1 lbs ground beef, you could also use a mixture of pork and beef
1 medium onion coarsely chopped
1/2 half green, yellow or red bell pepper coarsely chopped
2 large cloves garlic finally minced
1 cup chopped button mushrooms
salt and pepper to taste
1/2 head cabbage chopped
1 can (15 oz) tomato sauce (I used pre seasoned w/basil, garlic and oregano)
1 can (15 oz.) diced tomatoes
1 can water
1 cup instant whole grain brown rice
Hot sauce to taste, I used 1-1/2 teaspoons.

Pre heat oven to 350 degrees

Crumble and Brown Hamburger, remove hamburger from skilled add onions and mushrooms. Brown onions and add mushrooms continue to cook until mushrooms release their juices.  Add hamburger back to pan and mix.  Add remaining ingredients stir until well combined.  Pour into your favorite baking dish (large) cover and bake for 30-45 minutes until rice is done.  Top with fresh parsley and a sprinkle of Parmesan cheese blend. 
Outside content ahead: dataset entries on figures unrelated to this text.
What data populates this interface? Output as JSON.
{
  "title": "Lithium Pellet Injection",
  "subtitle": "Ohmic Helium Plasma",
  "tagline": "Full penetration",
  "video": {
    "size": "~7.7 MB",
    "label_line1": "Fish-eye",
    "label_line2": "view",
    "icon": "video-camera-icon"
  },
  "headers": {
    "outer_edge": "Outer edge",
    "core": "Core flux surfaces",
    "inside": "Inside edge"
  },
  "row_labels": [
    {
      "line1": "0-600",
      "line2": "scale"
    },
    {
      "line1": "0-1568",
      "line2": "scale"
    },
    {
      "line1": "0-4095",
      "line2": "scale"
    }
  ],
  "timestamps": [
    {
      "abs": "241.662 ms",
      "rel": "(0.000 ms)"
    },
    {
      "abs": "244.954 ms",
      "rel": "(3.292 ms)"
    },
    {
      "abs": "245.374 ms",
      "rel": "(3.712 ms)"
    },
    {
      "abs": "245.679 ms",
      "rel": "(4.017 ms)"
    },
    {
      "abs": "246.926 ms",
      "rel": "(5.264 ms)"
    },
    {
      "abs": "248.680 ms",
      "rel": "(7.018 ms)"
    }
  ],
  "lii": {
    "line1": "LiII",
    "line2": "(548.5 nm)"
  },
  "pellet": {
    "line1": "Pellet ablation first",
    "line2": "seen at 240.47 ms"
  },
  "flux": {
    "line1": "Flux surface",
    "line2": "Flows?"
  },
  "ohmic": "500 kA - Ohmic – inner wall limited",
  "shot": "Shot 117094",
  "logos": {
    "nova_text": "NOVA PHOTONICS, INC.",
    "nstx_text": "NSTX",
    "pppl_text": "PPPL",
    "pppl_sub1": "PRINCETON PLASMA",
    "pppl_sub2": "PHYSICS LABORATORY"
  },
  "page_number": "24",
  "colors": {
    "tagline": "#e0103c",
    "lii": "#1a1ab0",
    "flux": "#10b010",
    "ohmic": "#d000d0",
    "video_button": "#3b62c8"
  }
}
Wednesday, October 15, 2014

HELLMAN'S PARMESAN CRUSTED CHICKEN

Okay I fell for a TV commercial... Hellmann's has been advertising this recipe on the Tube for a while now.  It's finally cool enough to fire up the old oven and give it a try.  After seeing the ingredients, it looked a little dull. The addition of our favorite Blackened Seasoning gave it just enough favor.  I served with cubed fried sweet potatoes.  The meat came out as juicy as Hellmann's promised.


INGREDIENTS
1/2 cup Hellmann's® or Best Foods® Real Mayonnaise
1/4 cup grated Parmesan cheese
4 boneless, skinless chicken breast halves
4 tsp. Italian seasoned dry bread crumbs (I used Panko Crumbs)
Blackened Seasoning to taste

DIRECTIONS
First lightly dust chicken with Blackened Seasoning and return to refrigerator for at least an hour.

Preheat oven to 425°.

Combine Hellmann's® or Best Foods® Real Mayonnaise with cheese in medium bowl. 

Arrange chicken on baking sheet. 

Evenly top with Mayonnaise mixture, then sprinkle with bread crumbs and a little more of the Blackened Seasoning.

Bake until chicken is thoroughly cooked, about 20 minutes.